Du côté des exposants qui ont choisi de rester, les réactions sont positives mais prudentes. «Cette année, il semble que l'organisation a pris la mesure des enjeux et apporté des réponses qui vont dans le bon sens. D'autres nous sont annoncées pour les prochaines éditions et nous les observerons avec attention. Une marque comme la nôtre a besoin d'un salon de référence comme celui-ci et a besoin qu'il soit dynamique et attractif. Baselworld a fait ses devoirs dans un laps de temps record, Michel Loris-Melikoff a été au fond des choses en écoutant le client, ça laisse présager qu'on va dans la bonne direction», glisse Karl-Friedrich Scheufele, co-président de Chopard .

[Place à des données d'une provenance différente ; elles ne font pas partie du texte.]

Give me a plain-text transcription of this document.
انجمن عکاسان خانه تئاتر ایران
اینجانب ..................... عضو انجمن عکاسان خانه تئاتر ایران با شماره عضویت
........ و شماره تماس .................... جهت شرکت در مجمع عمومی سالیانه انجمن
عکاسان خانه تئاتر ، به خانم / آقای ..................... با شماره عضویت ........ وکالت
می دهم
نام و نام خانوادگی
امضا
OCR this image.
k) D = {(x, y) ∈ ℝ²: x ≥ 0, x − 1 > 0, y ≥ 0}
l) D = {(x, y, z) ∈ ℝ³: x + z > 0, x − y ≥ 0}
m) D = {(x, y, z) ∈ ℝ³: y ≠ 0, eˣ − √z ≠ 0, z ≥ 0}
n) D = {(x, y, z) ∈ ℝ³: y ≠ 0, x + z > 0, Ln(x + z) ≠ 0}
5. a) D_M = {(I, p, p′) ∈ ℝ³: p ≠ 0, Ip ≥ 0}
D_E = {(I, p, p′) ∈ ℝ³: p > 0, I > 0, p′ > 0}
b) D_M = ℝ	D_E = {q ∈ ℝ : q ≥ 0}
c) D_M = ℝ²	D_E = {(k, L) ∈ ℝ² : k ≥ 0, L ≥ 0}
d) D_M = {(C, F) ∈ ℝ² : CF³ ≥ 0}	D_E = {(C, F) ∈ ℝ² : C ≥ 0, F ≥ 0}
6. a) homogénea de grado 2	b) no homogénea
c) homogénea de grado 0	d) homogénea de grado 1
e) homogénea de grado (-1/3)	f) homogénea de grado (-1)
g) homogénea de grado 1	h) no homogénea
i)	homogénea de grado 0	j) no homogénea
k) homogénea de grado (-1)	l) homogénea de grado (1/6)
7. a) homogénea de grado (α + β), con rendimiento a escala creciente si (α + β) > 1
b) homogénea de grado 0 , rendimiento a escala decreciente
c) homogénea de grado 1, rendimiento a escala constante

Le prix des emplacements en mutation
Subsiste la question du prix des emplacements. Un point qui est dénoncé de longue date par de nombreux exposants: pour Eric Bertrand, président des exposants de Baselworld, «La question des prix est la question la plus difficile car c'est la base de nombreux problèmes des salons aujourd'hui: ça coûte extrêmement cher car ça s'additionne aux frais de transport, d'hébergement, de sécurisation des pièces,... donc le coût des espaces était une préoccupation de longue date. La nouvelle direction a pris des premières mesures essentielles. L'ensemble des acteurs du salon s'attend à plus d'efforts et je les comprends. La direction doit comprendre que c'est la raison de nombreux départs, même si d'autres raisons sont parfois mises en avant», souligne-t-il.
«La question du prix a immédiatement été abordée dès mon arrivée, et nous réfléchissons à un nouveau modèle de fixation des prix. Nous invitons d'ailleurs aussi bien les exposants actuels que ceux qui sont partis à venir en prendre connaissance. Dans certains secteurs, on a abaissé les prix. Dans d'autres il fallait une analyse poussée. Mais en 2020, tous les prix vont évoluer», promet en écho le nouveau directeur du salon.

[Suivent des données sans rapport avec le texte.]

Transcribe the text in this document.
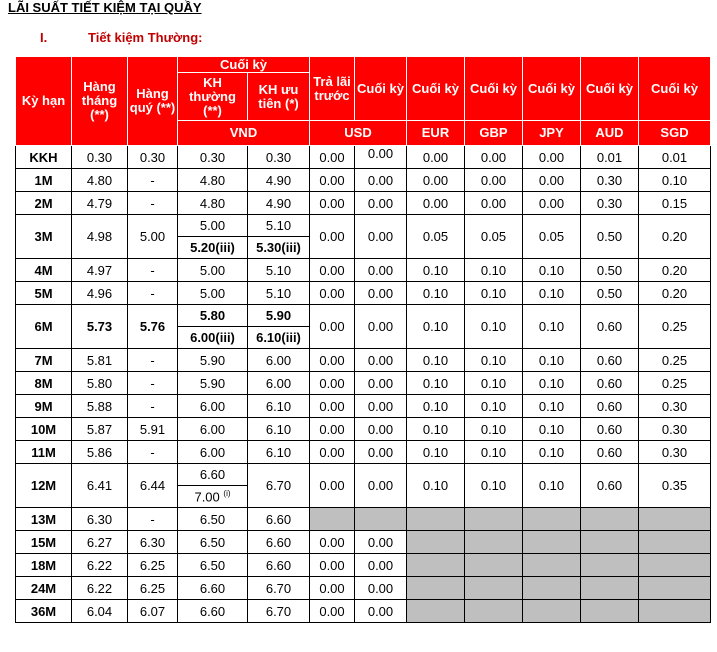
LÃI SUẤT TIẾT KIỆM TẠI QUẦY
I.	Tiết kiệm Thường:
Kỳ hạn	Hàng tháng (**)	Hàng quý (**)	Cuối kỳ		Trả lãi trước	Cuối kỳ	Cuối kỳ	Cuối kỳ	Cuối kỳ	Cuối kỳ	Cuối kỳ
			KH thường (**)	KH ưu tiên (*)							
			VND		USD		EUR	GBP	JPY	AUD	SGD
KKH	0.30	0.30	0.30	0.30	0.00	0.00	0.00	0.00	0.00	0.01	0.01
1M	4.80	-	4.80	4.90	0.00	0.00	0.00	0.00	0.00	0.30	0.10
2M	4.79	-	4.80	4.90	0.00	0.00	0.00	0.00	0.00	0.30	0.15
3M	4.98	5.00	5.00	5.10	0.00	0.00	0.05	0.05	0.05	0.50	0.20
			5.20(iii)	5.30(iii)							
4M	4.97	-	5.00	5.10	0.00	0.00	0.10	0.10	0.10	0.50	0.20
5M	4.96	-	5.00	5.10	0.00	0.00	0.10	0.10	0.10	0.50	0.20
6M	5.73	5.76	5.80	5.90	0.00	0.00	0.10	0.10	0.10	0.60	0.25
			6.00(iii)	6.10(iii)							
7M	5.81	-	5.90	6.00	0.00	0.00	0.10	0.10	0.10	0.60	0.25
8M	5.80	-	5.90	6.00	0.00	0.00	0.10	0.10	0.10	0.60	0.25
9M	5.88	-	6.00	6.10	0.00	0.00	0.10	0.10	0.10	0.60	0.30
10M	5.87	5.91	6.00	6.10	0.00	0.00	0.10	0.10	0.10	0.60	0.30
11M	5.86	-	6.00	6.10	0.00	0.00	0.10	0.10	0.10	0.60	0.30
12M	6.41	6.44	6.60	6.70	0.00	0.00	0.10	0.10	0.10	0.60	0.35
			7.00 $^{(i)}$
13M	6.30	-	6.50	6.60							
15M	6.27	6.30	6.50	6.60	0.00	0.00					
18M	6.22	6.25	6.50	6.60	0.00	0.00					
24M	6.22	6.25	6.60	6.70	0.00	0.00					
36M	6.04	6.07	6.60	6.70	0.00	0.00					
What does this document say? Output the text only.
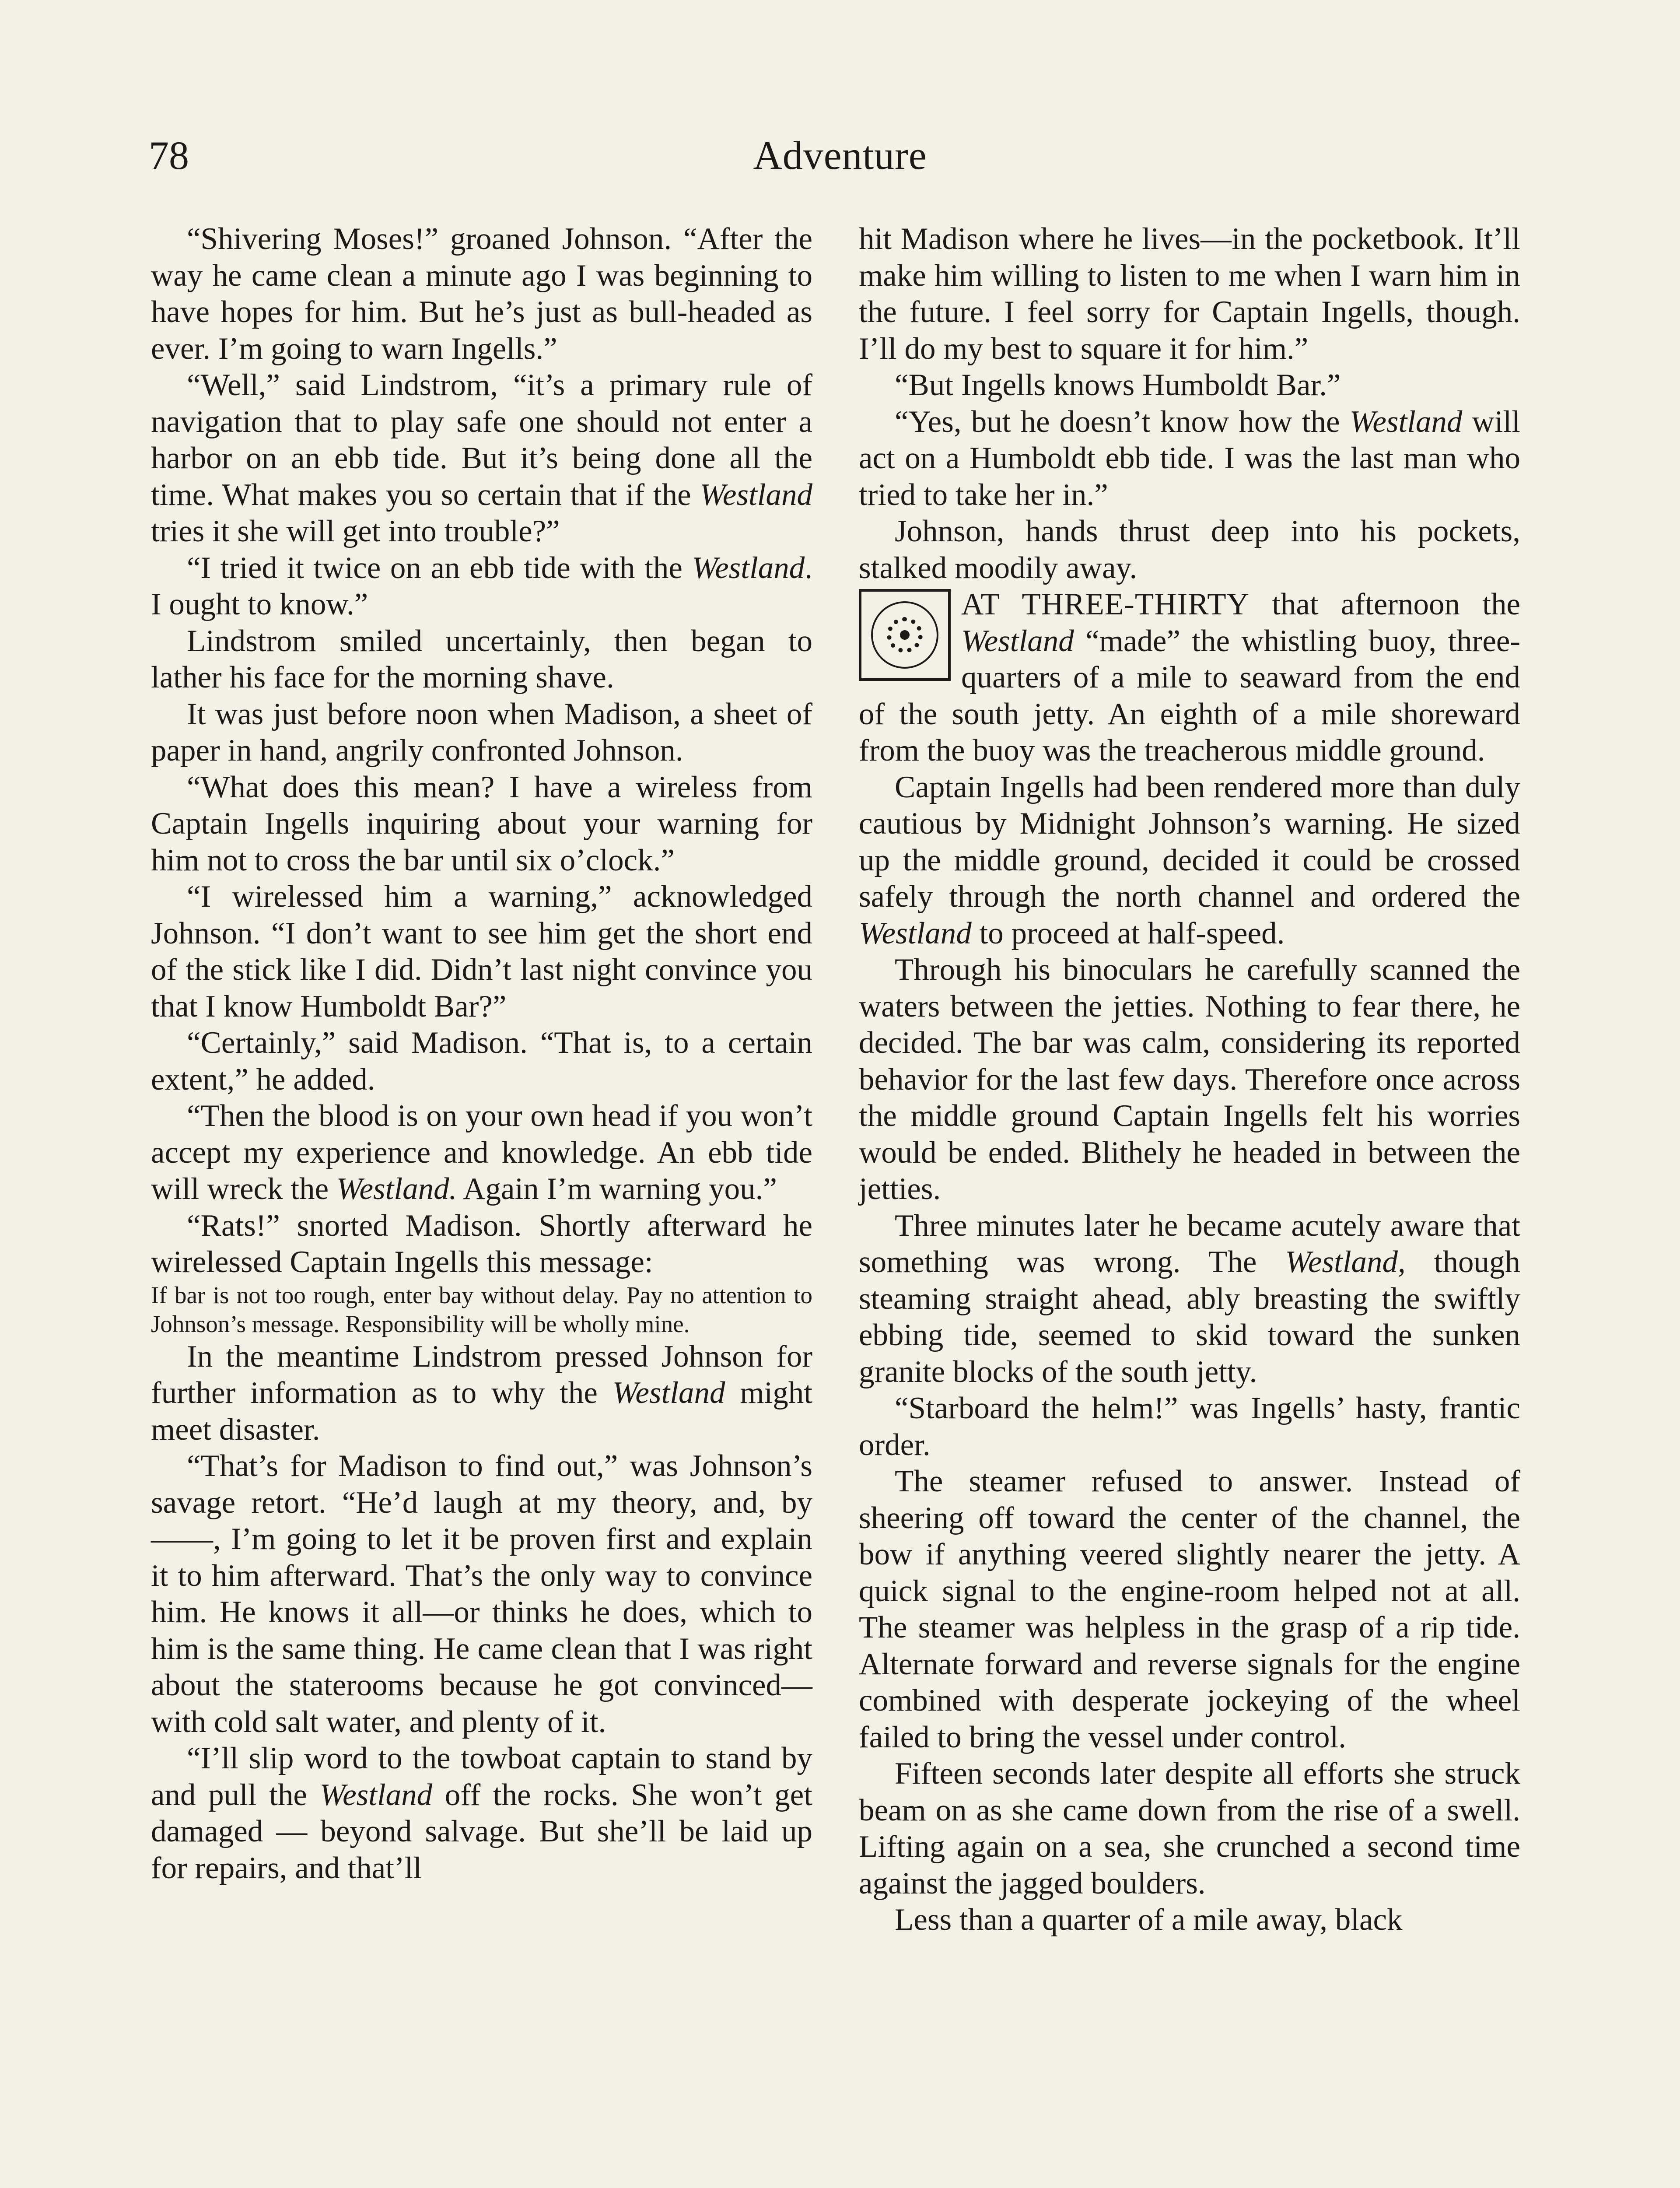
78	Adventure

“Shivering Moses!” groaned Johnson. “After the way he came clean a minute ago I was beginning to have hopes for him. But he’s just as bull-headed as ever. I’m going to warn Ingells.”

“Well,” said Lindstrom, “it’s a primary rule of navigation that to play safe one should not enter a harbor on an ebb tide. But it’s being done all the time. What makes you so certain that if the Westland tries it she will get into trouble?”

“I tried it twice on an ebb tide with the Westland. I ought to know.”

Lindstrom smiled uncertainly, then began to lather his face for the morning shave.

It was just before noon when Madison, a sheet of paper in hand, angrily confronted Johnson.

“What does this mean? I have a wireless from Captain Ingells inquiring about your warning for him not to cross the bar until six o’clock.”

“I wirelessed him a warning,” acknowledged Johnson. “I don’t want to see him get the short end of the stick like I did. Didn’t last night convince you that I know Humboldt Bar?”

“Certainly,” said Madison. “That is, to a certain extent,” he added.

“Then the blood is on your own head if you won’t accept my experience and knowledge. An ebb tide will wreck the Westland. Again I’m warning you.”

“Rats!” snorted Madison. Shortly afterward he wirelessed Captain Ingells this message:

If bar is not too rough, enter bay without delay. Pay no attention to Johnson’s message. Responsibility will be wholly mine.

In the meantime Lindstrom pressed Johnson for further information as to why the Westland might meet disaster.

“That’s for Madison to find out,” was Johnson’s savage retort. “He’d laugh at my theory, and, by ——, I’m going to let it be proven first and explain it to him afterward. That’s the only way to convince him. He knows it all—or thinks he does, which to him is the same thing. He came clean that I was right about the staterooms because he got convinced—with cold salt water, and plenty of it.

“I’ll slip word to the towboat captain to stand by and pull the Westland off the rocks. She won’t get damaged — beyond salvage. But she’ll be laid up for repairs, and that’ll

hit Madison where he lives—in the pocketbook. It’ll make him willing to listen to me when I warn him in the future. I feel sorry for Captain Ingells, though. I’ll do my best to square it for him.”

“But Ingells knows Humboldt Bar.”

“Yes, but he doesn’t know how the Westland will act on a Humboldt ebb tide. I was the last man who tried to take her in.”

Johnson, hands thrust deep into his pockets, stalked moodily away.

AT THREE-THIRTY that afternoon the Westland “made” the whistling buoy, three-quarters of a mile to seaward from the end of the south jetty. An eighth of a mile shoreward from the buoy was the treacherous middle ground.

Captain Ingells had been rendered more than duly cautious by Midnight Johnson’s warning. He sized up the middle ground, decided it could be crossed safely through the north channel and ordered the Westland to proceed at half-speed.

Through his binoculars he carefully scanned the waters between the jetties. Nothing to fear there, he decided. The bar was calm, considering its reported behavior for the last few days. Therefore once across the middle ground Captain Ingells felt his worries would be ended. Blithely he headed in between the jetties.

Three minutes later he became acutely aware that something was wrong. The Westland, though steaming straight ahead, ably breasting the swiftly ebbing tide, seemed to skid toward the sunken granite blocks of the south jetty.

“Starboard the helm!” was Ingells’ hasty, frantic order.

The steamer refused to answer. Instead of sheering off toward the center of the channel, the bow if anything veered slightly nearer the jetty. A quick signal to the engine-room helped not at all. The steamer was helpless in the grasp of a rip tide. Alternate forward and reverse signals for the engine combined with desperate jockeying of the wheel failed to bring the vessel under control.

Fifteen seconds later despite all efforts she struck beam on as she came down from the rise of a swell. Lifting again on a sea, she crunched a second time against the jagged boulders.

Less than a quarter of a mile away, black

Autre changement notable, mais pas encore vécu car il n'interviendra qu'à partir de 2020: l'harmonisation des dates avec le SIHH: les deux salons se suivront désormais au mois de mai.
«Il était très important pour les détaillants, revendeurs, journalistes d'avoir un seul voyage vers la Suisse pour découvrir les nouveautés des marques de l'horlogerie helvétique», assène Thierry Stern, directeur général de Patek Philippe . Un avis partagé par Karl-Friedrich Scheufele, qui, s'il trouve que «les dates 2020 sont un peu tard mais toutes les maisons présentes ici pourront s'organiser et nous pourrons tous nous organiser». Et de noter que cette harmonisation des dates «est une décision eco-friendly car on économise des voyages lointain, et on sait à quel point ces enjeux environnementaux sont cruciaux aujourd'hui».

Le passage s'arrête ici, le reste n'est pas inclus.